Turbula
Online since August 2002
Fiction

The Holy Land
A novelette

Chapter 1

Chapter 2
Chapter 3
Chapter 4
Chapter 5
Chapter 6
Chapter 7
Chapter 8
Chapter 9
One of the aliens bit off Julianne's little toe. Bit it off and ate it. The waitresses aren't supposed to come into the kitchen, but Julianne slipped back through the big swinging door to try to convince Bennie Palmer, our head pastry cook, to do a no-sugar whipped topping for some fat lady's coconut cream pie. Small favors to the customers make for bigger tips, and Julianne – with two kids and a drug-addled husband – needed every penny should could get her hands on.

She'd worked the game before. A cook's small favors to the waitresses could, conceivable, get a guy laid. In Bennie's dreams, in the case of Julianne, but a man always holds out hope, no matter how slim the chances.
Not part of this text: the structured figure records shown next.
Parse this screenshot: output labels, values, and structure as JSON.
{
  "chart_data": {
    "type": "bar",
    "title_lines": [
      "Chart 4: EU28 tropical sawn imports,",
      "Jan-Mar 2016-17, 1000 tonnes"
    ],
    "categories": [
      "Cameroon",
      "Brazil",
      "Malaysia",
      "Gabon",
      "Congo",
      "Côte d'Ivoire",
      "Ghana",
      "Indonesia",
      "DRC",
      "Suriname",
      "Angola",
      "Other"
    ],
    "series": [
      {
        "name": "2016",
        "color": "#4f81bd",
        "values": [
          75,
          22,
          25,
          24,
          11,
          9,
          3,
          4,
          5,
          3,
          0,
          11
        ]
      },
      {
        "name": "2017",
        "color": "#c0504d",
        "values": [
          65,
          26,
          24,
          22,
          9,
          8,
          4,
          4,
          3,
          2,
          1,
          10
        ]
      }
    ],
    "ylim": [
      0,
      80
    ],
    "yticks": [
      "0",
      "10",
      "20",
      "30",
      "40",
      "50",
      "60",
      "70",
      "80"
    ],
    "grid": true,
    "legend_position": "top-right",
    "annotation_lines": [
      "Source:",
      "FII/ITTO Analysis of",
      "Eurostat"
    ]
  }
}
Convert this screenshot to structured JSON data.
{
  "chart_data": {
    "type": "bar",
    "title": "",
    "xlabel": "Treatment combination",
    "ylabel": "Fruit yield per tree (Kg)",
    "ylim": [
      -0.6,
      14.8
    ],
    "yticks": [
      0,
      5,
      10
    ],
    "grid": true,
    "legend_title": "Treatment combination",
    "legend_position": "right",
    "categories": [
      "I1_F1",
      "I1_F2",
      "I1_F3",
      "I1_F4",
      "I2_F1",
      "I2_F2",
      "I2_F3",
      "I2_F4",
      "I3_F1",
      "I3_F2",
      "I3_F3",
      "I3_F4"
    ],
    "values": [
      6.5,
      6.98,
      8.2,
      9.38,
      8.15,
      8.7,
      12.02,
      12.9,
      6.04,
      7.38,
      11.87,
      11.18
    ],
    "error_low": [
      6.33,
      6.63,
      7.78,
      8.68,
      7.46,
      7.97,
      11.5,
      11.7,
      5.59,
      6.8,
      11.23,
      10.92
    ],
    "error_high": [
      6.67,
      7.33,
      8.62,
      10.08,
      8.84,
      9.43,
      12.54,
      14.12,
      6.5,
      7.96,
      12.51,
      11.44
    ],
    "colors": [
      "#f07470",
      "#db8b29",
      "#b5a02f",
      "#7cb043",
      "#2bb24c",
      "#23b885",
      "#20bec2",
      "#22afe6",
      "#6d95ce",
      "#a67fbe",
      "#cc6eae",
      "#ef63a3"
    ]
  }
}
Julianne spied him on the other side of the salad room, in the baker's corner beside the butcher's shop. She tip-toed into the ongoing chaos of the kitchen, dodged a prep cook scurrying by with a tub of chopped onions, and stepped around to the baker's table, waving away a cloud a flour dust rising from a forty-pound glob of yeast dough that Bennie had just dumped on the powdered metal surface. She sidled up next to the cook – with a full complement of toes at this point – and bumped her breast against his arm and smiled as he turned to her. Those dimples, those flashing teeth, the warm twinkle in her chocolate-brown eyes – Bennie Palmer would have crawled across the greasy floor for her. Getting a no-sugar whipped topping was going to be a piece of cake.

Or it would have been, if not for Toby Koenig, the butcher. He was, at the time of the breast bump and smile, slicing up a slab of London broil for the evening meal's Beef Wellington on a table next to Bennie's. Toby had a thing for Julianne, and his jealousy welled at the sight of her bestowing her attention on the unworthy pastry cook, so he flipped a chunk of raw meat at the couple off his knife blade, hoping to hit his competition in the forehead. He missed; the meat splatted instead on the side of Julianne's boob. It stuck. She looked down, frowned, brushed it off and called the meat-flinging butcher an asshole. The beef chunk landed on the floor beside her foot, which was clad in Jesus-era Holy Land sandals – and Mary (her Holy Land name), one of our extra-terrestrial kitchen helpers, dove away from the mop she wielded and struck like a snake, face first at the red morsel, snapping it up, along with Julianne's little toe.

Kitchen The waitress screamed in pain; the mop handle, which had stood briefly at attention when the alien abandoned it, clattered to the floor, as the bit of meat, mixed with Julianne's toe, rode down into the alien gullet.

"They sounded like scissors," a blanch-faced prep cook, Megan, sniffled later, referring to the noise of the otherworldly chewing action. "You know, like metal scraping metal."

Dots

The Tyn have claimed from the get-go in this interspecies guest worker program that their dronette class are strictly vegetarian; but I'd seen – even before the Julianne incident – evidence to the contrary. An untended prime rib – a fifteen-pound slab of untended medium rare beef – disappeared a week previously, leaving behind a splotch of blood on the wooden work table where it had lain. Two minutes after the discovery of this disappearance, Haraldo, the line cook in charge, went into a hissy, swinging a wire whip over his head and accusing his fellow cooks of thievery. But he stopped cold, like a frozen pork chop, when three of our Tyn helpers emerged from the walk-in refer with their normally meek expressions replaced by unmistakable looks of carnivorous satiation, like a pack of little bi-ped jackals waddling, big-bellied, away from a stripped carcass. One of the three sported, I'm told, a small dab of blood on the corner of her mouth, sparkling like a ruby in the fluorescent lighting.

I didn't witness this. I didn't see the toe incident, either. I was, at toe time, leaned at my computer screen, composing a letter of reprimand aimed at a perpetually tardy bus girl. Julianne's pained screams, Toby the butcher's bellowed curses, Mary's extra-terrestrial squeal the split second before Toby beheaded her – this is what jerked me from my chair.

I leaped across my office, slammed the door aside and burst into the tiled hallway, skidding as I tried to make the ninety-degree turn toward the kitchen. I hit the wall, bounced and stopped dead at the sight of Mary's disembodied head rolling, chin over forehead, chin over forehead, my way.

Its journey ended when the roll stopped atop the flat plane of the clean quick cut of the butcher's knife, maroon blood draining out onto the white tiles, as Mary's eyelids and lips twitched with fading neural impulses, the face freezing – after five of the longest seconds of my life – into a horrid grimace, her sharp silver teeth bared at me in the nastiest mad dog snarl I'd ever seen.